Você me toca, isso não estava no script. Tento prender meu
olhar na sua retina. Mas você desvia antes. Timidez, eu penso. Torço
secretamente para que a essa altura dos nossos encontros marcados sem a permissão
do destino, você ainda se veja lidando com isso. Te daria um certo charme
despretensioso, admito. Como um ar cercado de mistério que reveste a sua aura e instiga a minha
curiosidade. E eu odeio ser fisgada desse jeito. Mas se for mesmo timidez, até combina
bem com a minha extroversão natural. Espero sinceramente que seja. A outra
alternativa seria talvez um real desinteresse da sua parte. Não é nada promissor de se pensar.
Você já encarou em meus olhos as minhas inseguranças antes,
e lidou com os meus devaneios de ocasião. Isso nunca te fez hesitar, não seria
agora que está assim, posando de esfinge indecifrável. Parado à minha frente, tão
próximo da minha boca e distante do meu desejo. Tão vulnerável quanto a
impressão de que compartilhamos mais do que apenas uma amizade colorida.
Eu não quero ser sua parceira eventual de cama. Você sabe
que eu não sirvo e nem tenho vocação para isso. Quer dizer, eu acho que você
sabe. Pensei que havia ficado claro. Ou sei lá, subentendido. Agora, já não sei
mais de nada. Você olha para o relógio chamativo em seu pulso, e diz que
precisa resolver algumas coisas. E que precisa ir agora. Se aproxima para
beijar o meu rosto, encosta o lábio na minha boca. Eu recuo- como um reflexo
involuntário de quem não está certa do que está acontecendo. Você me pergunta
se quero sair mais tarde.

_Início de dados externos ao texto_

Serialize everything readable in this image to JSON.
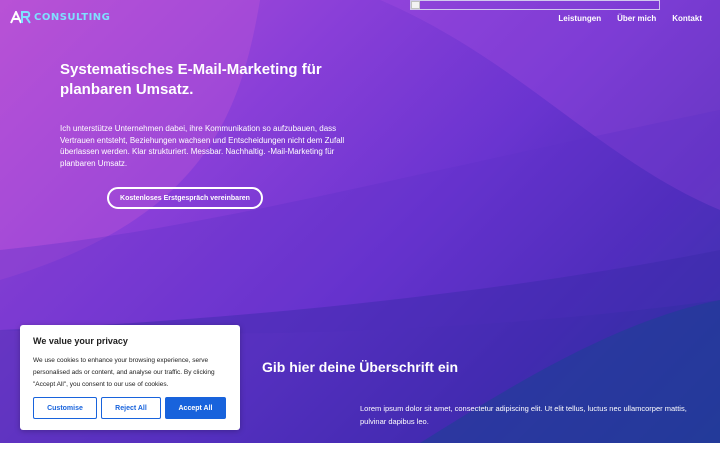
{
  "brand": {
    "logo_text": "CONSULTING",
    "logo_color": "#7fe0ff"
  },
  "nav": {
    "items": [
      {
        "label": "Leistungen"
      },
      {
        "label": "Über mich"
      },
      {
        "label": "Kontakt"
      }
    ]
  },
  "hero": {
    "title": "Systematisches E-Mail-Marketing für planbaren Umsatz.",
    "text": "Ich unterstütze Unternehmen dabei, ihre Kommunikation so aufzubauen, dass Vertrauen entsteht, Beziehungen wachsen und Entscheidungen nicht dem Zufall überlassen werden. Klar strukturiert. Messbar. Nachhaltig. -Mail-Marketing für planbaren Umsatz.",
    "cta_label": "Kostenloses Erstgespräch vereinbaren"
  },
  "section": {
    "title": "Gib hier deine Überschrift ein",
    "text": "Lorem ipsum dolor sit amet, consectetur adipiscing elit. Ut elit tellus, luctus nec ullamcorper mattis, pulvinar dapibus leo."
  },
  "cookie": {
    "title": "We value your privacy",
    "text": "We use cookies to enhance your browsing experience, serve personalised ads or content, and analyse our traffic. By clicking \"Accept All\", you consent to our use of cookies.",
    "customise_label": "Customise",
    "reject_label": "Reject All",
    "accept_label": "Accept All",
    "accent_color": "#1863dc"
  },
  "colors": {
    "gradient_start": "#b34fd6",
    "gradient_mid": "#6a34d0",
    "gradient_end": "#1f3a98"
  }
}
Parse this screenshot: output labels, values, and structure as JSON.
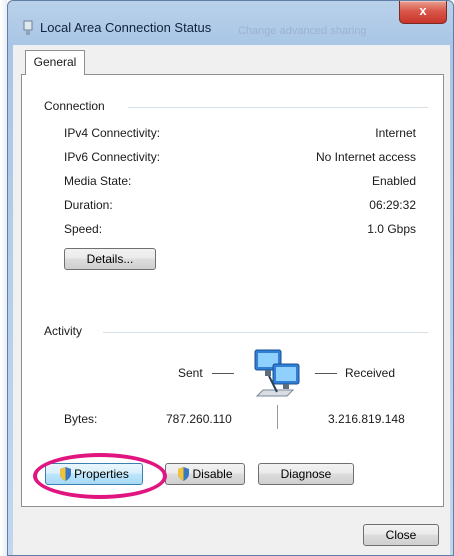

Adivinha minha resposta com um sorriso confiante.
Tenho uma vontade súbita de te decepcionar.
É claro, que eu sofreria bem mais recusando o seu gentil
convite, mas não quero facilitar as coisas demais para você. Já ouvi esse
conselho mil vezes de todas as minhas amigas- embora elas nunca o pratiquem nas
suas próprias vidas. Então digo que não, que já tenho outro compromisso.
Meu orgulho flutua como um iceberg do qual não consigo me
desviar. Você esconde bem a sua contrariedade. Responde que é uma pena, e se
dirige para a porta firme e decidido a caminhar para fora da minha vida. Me
arrependo mas não aparento. Sou treinada para isso. Ser dissimulada é como um
hobbie para mim. Exceto que agora não me dá muito prazer ter que agir assim. Se
eu fosse mais “fácil” certamente aproveitaria mais a vida. Mas acontece que não
sou. Essa não sou eu, e pronto. Espero que você não repare na minha bagunça interior.
Ainda tento remendar inutilmente com um: "Quem sabe
outro dia..."- você responde com um evasivo: "Claro! Podemos
combinar..."- e nós nos enganamos com um novo: “Até logo!”- Dessa vez, com
um sonoro tom de adeus.
Queria
tanto que você ficasse, queria mesmo. Alguma coisa em mim até insiste para que
você se sinta mais à vontade, e não me faça parecer assim, tão complicada. Mas
eu ainda não estou pronta para confiar agora. E me arriscar a me envolver
comigo mesma, e com tudo que espero de alguém. Com tudo que acho que sei sobre
ter alguém que me mereça, e como valorizar e me sentir completa com isso- sem
deixar que o medo de perder atrapalhe, ou os meus motivos particulares sejam para
mim, suficientes para justificar qualquer escolha que eu venha a fazer.
Espero mesmo que você entenda. Espero que não saia por aí
me esquecendo. Mas acima de tudo, espero que quando eu superar minhas barreiras
e complicações pós-parto ilusório- da esperança, da fé e do amor- você esteja
lá me esperando, e segure firme a minha mão, me dizendo que vai ficar tudo bem.
E que, a partir de agora, nada nem ninguém, vai ficar entre a gente.